The 2.5D MST for sound propagation through arrays of cylinders parallel to the ground
Paper in proceedings, 2020
In this work sound propagation through arrays of cylinders oriented parallel to the ground is of interest. The structures are placed in a three-dimensional domain and are insonified by a monopole or incoherent line source. Assuming a cross-sectionally invariant structure one can efficiently obtain the 3D pressure field for such arrangements by post-processing a series of 2D solutions - a technique usually referred to as a 2.5D transform. Since the initiation of the 2.5D transform for outdoor sound propagation it has been successfully applied together with frequency domain methods such as the Boundary Element Method and the Equivalent Sources Method. However, to predict for sound propagation through sonic crystal noise barriers the 2D Multiple Scattering Theory (2D MST) is often used, and has proven to be very efficient.
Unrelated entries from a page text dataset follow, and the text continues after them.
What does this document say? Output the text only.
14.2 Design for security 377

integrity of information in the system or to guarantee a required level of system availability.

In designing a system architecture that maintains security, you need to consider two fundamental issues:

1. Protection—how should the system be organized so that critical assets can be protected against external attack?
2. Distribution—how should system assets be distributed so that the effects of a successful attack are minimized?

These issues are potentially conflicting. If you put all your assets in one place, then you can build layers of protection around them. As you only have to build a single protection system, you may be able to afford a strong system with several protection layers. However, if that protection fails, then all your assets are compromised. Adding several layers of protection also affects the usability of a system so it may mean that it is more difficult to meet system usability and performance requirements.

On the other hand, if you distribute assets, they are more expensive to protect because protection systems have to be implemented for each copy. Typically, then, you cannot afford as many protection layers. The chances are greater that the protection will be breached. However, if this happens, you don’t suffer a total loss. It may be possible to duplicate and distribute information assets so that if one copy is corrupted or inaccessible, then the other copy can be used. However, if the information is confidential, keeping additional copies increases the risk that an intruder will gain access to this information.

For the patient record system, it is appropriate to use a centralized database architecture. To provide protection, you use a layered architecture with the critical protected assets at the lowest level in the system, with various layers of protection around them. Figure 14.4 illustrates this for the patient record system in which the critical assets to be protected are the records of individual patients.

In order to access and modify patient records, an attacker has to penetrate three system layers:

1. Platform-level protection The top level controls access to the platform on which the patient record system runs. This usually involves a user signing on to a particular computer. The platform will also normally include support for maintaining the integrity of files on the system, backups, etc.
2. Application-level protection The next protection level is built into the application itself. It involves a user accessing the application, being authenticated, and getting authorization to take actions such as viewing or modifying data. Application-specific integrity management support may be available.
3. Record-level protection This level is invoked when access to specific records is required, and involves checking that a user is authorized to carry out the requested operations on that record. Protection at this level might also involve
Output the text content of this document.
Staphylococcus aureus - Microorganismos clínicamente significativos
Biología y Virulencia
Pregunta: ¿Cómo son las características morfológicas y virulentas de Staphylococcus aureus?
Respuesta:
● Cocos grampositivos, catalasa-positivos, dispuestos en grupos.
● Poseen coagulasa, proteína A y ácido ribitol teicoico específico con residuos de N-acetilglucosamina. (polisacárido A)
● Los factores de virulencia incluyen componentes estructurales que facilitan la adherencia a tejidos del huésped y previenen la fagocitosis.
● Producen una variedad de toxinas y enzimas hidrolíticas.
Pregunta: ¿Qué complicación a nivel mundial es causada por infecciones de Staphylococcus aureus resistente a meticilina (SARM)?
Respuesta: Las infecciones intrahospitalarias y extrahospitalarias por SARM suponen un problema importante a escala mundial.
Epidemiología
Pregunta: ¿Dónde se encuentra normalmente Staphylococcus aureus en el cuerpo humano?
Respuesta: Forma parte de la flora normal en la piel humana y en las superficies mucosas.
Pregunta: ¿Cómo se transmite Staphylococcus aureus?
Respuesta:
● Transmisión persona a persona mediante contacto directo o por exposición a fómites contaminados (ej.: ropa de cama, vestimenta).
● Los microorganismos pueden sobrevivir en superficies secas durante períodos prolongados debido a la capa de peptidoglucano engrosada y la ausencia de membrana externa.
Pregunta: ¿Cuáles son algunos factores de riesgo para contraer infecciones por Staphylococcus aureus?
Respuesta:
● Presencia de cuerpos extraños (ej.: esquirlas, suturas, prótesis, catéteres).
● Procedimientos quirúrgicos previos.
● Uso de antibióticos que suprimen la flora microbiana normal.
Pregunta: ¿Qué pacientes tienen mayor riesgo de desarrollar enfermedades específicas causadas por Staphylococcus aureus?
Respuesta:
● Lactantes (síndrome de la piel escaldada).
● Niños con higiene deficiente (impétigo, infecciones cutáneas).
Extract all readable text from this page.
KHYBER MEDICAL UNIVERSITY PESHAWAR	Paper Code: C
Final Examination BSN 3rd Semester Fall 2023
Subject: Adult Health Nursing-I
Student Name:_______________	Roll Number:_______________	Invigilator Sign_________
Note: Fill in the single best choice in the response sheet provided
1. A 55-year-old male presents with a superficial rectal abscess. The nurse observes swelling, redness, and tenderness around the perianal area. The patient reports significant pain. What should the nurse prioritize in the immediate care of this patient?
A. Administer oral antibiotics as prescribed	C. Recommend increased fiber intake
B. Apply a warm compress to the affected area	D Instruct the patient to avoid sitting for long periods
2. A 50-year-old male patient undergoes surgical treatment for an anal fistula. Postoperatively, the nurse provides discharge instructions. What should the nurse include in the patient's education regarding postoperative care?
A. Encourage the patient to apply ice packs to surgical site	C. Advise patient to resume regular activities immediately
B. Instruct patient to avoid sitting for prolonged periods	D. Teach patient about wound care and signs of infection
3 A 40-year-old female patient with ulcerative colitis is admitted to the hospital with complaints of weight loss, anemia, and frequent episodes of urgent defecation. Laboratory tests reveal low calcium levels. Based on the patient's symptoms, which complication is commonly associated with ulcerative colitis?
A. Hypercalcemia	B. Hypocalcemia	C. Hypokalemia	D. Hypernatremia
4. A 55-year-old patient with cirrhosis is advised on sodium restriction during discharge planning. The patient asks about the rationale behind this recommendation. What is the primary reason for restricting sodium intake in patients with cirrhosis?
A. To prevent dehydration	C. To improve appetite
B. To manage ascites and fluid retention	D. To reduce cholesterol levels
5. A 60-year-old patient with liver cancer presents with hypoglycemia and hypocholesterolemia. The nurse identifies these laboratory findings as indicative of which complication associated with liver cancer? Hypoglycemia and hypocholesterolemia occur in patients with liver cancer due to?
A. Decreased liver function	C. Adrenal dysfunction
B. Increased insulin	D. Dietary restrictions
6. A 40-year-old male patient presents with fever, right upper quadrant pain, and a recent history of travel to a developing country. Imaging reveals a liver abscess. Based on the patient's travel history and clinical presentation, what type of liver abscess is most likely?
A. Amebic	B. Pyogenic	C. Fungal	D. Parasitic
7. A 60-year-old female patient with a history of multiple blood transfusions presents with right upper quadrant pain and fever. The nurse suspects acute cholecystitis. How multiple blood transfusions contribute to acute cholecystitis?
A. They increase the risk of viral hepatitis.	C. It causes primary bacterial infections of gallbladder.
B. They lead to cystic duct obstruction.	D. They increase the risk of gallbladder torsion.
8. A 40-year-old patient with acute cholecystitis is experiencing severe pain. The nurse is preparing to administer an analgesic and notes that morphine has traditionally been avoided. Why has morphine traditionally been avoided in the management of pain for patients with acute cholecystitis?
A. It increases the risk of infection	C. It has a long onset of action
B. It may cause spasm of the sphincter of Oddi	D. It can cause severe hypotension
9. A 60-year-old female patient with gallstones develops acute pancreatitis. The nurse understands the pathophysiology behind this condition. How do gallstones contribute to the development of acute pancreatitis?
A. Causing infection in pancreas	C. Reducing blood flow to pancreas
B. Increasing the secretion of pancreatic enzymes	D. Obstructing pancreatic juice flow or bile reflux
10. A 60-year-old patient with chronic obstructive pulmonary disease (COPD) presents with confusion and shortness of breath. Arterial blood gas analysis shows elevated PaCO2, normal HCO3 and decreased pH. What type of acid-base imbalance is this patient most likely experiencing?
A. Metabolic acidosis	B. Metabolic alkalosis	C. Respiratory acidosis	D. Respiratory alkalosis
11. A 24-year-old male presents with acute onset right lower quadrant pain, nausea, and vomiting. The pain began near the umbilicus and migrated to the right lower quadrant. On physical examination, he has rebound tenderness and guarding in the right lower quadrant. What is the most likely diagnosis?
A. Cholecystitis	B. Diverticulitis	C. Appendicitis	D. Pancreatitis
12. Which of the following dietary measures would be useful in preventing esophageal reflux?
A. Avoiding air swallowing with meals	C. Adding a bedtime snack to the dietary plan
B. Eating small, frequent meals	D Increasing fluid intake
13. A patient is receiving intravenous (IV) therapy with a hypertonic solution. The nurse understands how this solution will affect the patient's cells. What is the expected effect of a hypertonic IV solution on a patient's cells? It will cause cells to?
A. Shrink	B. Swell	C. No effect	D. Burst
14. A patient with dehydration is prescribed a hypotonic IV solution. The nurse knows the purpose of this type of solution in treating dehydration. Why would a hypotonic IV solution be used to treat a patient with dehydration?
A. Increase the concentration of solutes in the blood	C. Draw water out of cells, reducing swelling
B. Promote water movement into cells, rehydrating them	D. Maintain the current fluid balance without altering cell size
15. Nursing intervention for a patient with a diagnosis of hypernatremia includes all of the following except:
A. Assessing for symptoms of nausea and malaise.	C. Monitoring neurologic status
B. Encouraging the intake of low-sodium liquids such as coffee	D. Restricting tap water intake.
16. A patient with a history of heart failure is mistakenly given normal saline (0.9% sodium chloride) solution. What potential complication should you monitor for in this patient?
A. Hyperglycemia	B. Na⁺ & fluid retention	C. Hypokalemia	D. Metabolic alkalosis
We therefore introduce the 2.5D MST to solve for 3D scattering by clusters of acoustically rigid cylinders. It will be shown that only a few simple substitutions applied to the 2D MST kernel allows us to solve for imaginary wave numbers, which are needed in the 2.5D transform. The proposed method is numerically validated for two basic cases: (i) a point source above rigid ground, and (ii) off-axis scattering by a cylinder in free-field. Both are shown to be in excellent agreement with the respective reference calculations. We further demonstrate some calculation results for sound propagation through graded index sonic crystals, and find that off-axis insonification of these structures shifts the characteristic frequency response upwards, as could be expected. Finally, we also present calculation results for infinite and finite incoherent line sources and display the existence of a spectral smearing effect for both source types.